Why 0.4% and not 100% / n team members? Because it makes no sense for the team of 9 people ultimately for each to have 11% equity in a company that perhaps only Billy will be running. That would mean if a company is formed and everyone gets an 11% share, but nobody actually works there except Billy who works 80 hours a week the next 10 years and turns it into a success, he has the same 11% share as any of the other guys who merely spent 20 hours over a weekend on this. That's why, if you're not interested in running this company beyond StartupWeekend, you'd propose 0.4%, a small percentage for a weekend contribution that is still significant if the company ends up worth a lot (e.g. $10m, means $40k for a weekend of work). A more granular valuation of the work is to simply value it as a fixed amount of money, say $1k per dev, but then you're getting in the realm of 2-day work-for-hire which doesn't make much sense in the context of StartupWeekend, it requires money transfers, investments and risks, and it just doesn't make much sense in a 2 day context to hire random stranger devs. Saying let's see what is possible, if it has any value well let's each have 0.4% even if we don't continue past this weekend, is more practical.
This is why I suspect that the article is only part of the story and that perhaps everyone was aware that Billy wanted to turn this into his own company and that the rest just wanted to work at it over the weekend for fun and get 0.4% in case their weekend work turned into a valuable enterprise. Why else would you agree to 0.4% and not just say 'let's see what we can come up with this weekend, and after incorporate it on an equal basis if we want to, or buy out the work by those who aren't interested in pursuing it further'?
I think you've flipped the situation around a little bit here.
The point is, it is startup weekend, it's time to have fun, to learn, collaborate and do something interesting and a lot of the guys going aren't necessarily interested in ditching their jobs and going full-time startup. In fact most people came to the weekend without any ideas they actually wanted to launch, simply interested to join an existing team and have fun.

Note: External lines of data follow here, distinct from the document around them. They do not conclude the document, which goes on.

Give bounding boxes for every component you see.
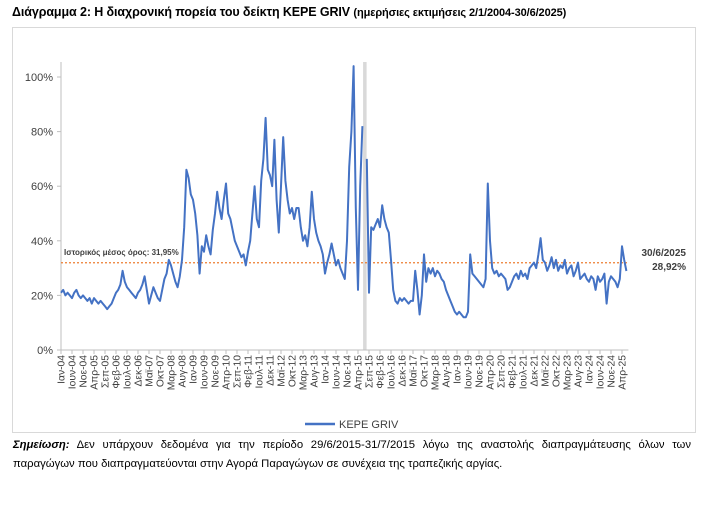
x-tick-label: Μαϊ-22 xyxy=(541,355,552,387)
x-tick-label: Αυγ-13 xyxy=(310,355,321,388)
y-tick-label: 40% xyxy=(31,236,53,248)
x-tick-label: Μαρ-08 xyxy=(167,355,178,391)
x-tick-label: Ιουν-09 xyxy=(200,355,211,390)
x-tick-label: Νοε-04 xyxy=(79,355,90,388)
x-tick-label: Απρ-15 xyxy=(354,355,365,390)
x-tick-label: Νοε-14 xyxy=(343,355,354,388)
x-tick-label: Φεβ-11 xyxy=(244,355,255,388)
series-line-kepe-griv xyxy=(60,65,628,319)
y-tick-label: 60% xyxy=(31,181,53,193)
x-tick-label: Απρ-25 xyxy=(618,355,629,390)
y-tick-label: 80% xyxy=(31,127,53,139)
x-tick-label: Ιαν-24 xyxy=(585,355,596,384)
x-tick-label: Ιαν-14 xyxy=(321,355,332,384)
chart-title: Διάγραμμα 2: Η διαχρονική πορεία του δεί… xyxy=(12,5,566,19)
gap-marker xyxy=(363,62,367,350)
y-tick-label: 100% xyxy=(25,72,53,84)
x-tick-label: Αυγ-08 xyxy=(178,355,189,388)
x-tick-label: Οκτ-17 xyxy=(420,355,431,387)
x-tick-label: Μαρ-23 xyxy=(563,355,574,391)
x-tick-label: Ιουλ-16 xyxy=(387,355,398,390)
x-tick-label: Αυγ-23 xyxy=(574,355,585,388)
x-tick-label: Ιουν-14 xyxy=(332,355,343,390)
y-tick-label: 0% xyxy=(37,345,53,357)
x-tick-label: Δεκ-16 xyxy=(398,355,409,387)
x-tick-label: Φεβ-21 xyxy=(508,355,519,389)
chart-note: Σημείωση: Δεν υπάρχουν δεδομένα για την … xyxy=(13,436,691,474)
x-tick-label: Ιουν-04 xyxy=(68,355,79,390)
x-tick-label: Νοε-24 xyxy=(607,355,618,388)
x-tick-label: Σεπ-20 xyxy=(497,355,508,388)
x-tick-label: Ιαν-19 xyxy=(453,355,464,384)
x-tick-label: Απρ-10 xyxy=(222,355,233,390)
x-tick-label: Ιουλ-21 xyxy=(519,355,530,390)
chart-title-sub: (ημερήσιες εκτιμήσεις 2/1/2004-30/6/2025… xyxy=(353,7,567,19)
x-tick-label: Απρ-20 xyxy=(486,355,497,390)
x-tick-label: Μαϊ-07 xyxy=(145,355,156,387)
x-tick-label: Σεπ-05 xyxy=(101,355,112,388)
x-tick-label: Νοε-09 xyxy=(211,355,222,388)
x-tick-label: Απρ-05 xyxy=(90,355,101,390)
x-tick-label: Ιαν-04 xyxy=(57,355,68,384)
x-tick-label: Αυγ-18 xyxy=(442,355,453,388)
x-tick-label: Δεκ-21 xyxy=(530,355,541,387)
x-tick-label: Ιαν-09 xyxy=(189,355,200,384)
x-tick-label: Δεκ-11 xyxy=(266,355,277,386)
end-value-label: 28,92% xyxy=(652,262,686,273)
x-tick-label: Σεπ-15 xyxy=(365,355,376,388)
x-tick-label: Ιουν-19 xyxy=(464,355,475,390)
x-tick-label: Μαρ-18 xyxy=(431,355,442,391)
legend-label: KEPE GRIV xyxy=(339,419,399,431)
x-tick-label: Ιουν-24 xyxy=(596,355,607,390)
x-tick-label: Μαϊ-17 xyxy=(409,355,420,387)
mean-line-label: Ιστορικός μέσος όρος: 31,95% xyxy=(64,248,179,257)
x-tick-label: Ιουλ-11 xyxy=(255,355,266,389)
x-tick-label: Νοε-19 xyxy=(475,355,486,388)
end-date-label: 30/6/2025 xyxy=(642,248,687,259)
chart-frame xyxy=(12,27,696,433)
x-tick-label: Σεπ-10 xyxy=(233,355,244,388)
chart-title-main: Διάγραμμα 2: Η διαχρονική πορεία του δεί… xyxy=(12,5,351,19)
note-label: Σημείωση: xyxy=(13,439,70,451)
x-tick-label: Μαϊ-12 xyxy=(277,355,288,387)
x-tick-label: Ιουλ-06 xyxy=(123,355,134,390)
x-tick-label: Μαρ-13 xyxy=(299,355,310,391)
x-tick-label: Φεβ-16 xyxy=(376,355,387,389)
x-tick-label: Οκτ-07 xyxy=(156,355,167,387)
x-tick-label: Δεκ-06 xyxy=(134,355,145,387)
y-tick-label: 20% xyxy=(31,290,53,302)
note-text: Δεν υπάρχουν δεδομένα για την περίοδο 29… xyxy=(13,439,692,470)
x-tick-label: Οκτ-12 xyxy=(288,355,299,387)
x-tick-label: Φεβ-06 xyxy=(112,355,123,389)
x-tick-label: Οκτ-22 xyxy=(552,355,563,387)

So one of the developers who is like this basically proposed the 0.4%. You make it sound as if Billy said 'hey guys work for me for 2 days for 0.4%'. When in reality it was a developer who said 'Hey look, this is going to be fun but let's agree on something simple, if any startup actually does come out of this, let's all have a 0.4% share even if you're not interested to invest anything in the startup apart from this weekend's work. This way everyone is rewarded without having to exchange any money, and only if whatever we built this weekend actually ends up having value'. And the others agreed with that.
This may not make sense in every situation, but I think it was pretty sensible here and I don't think it was insulting either, particularly when the dev proposed this reward himself, for himself, not as some kind of payment to others for getting his company off the ground.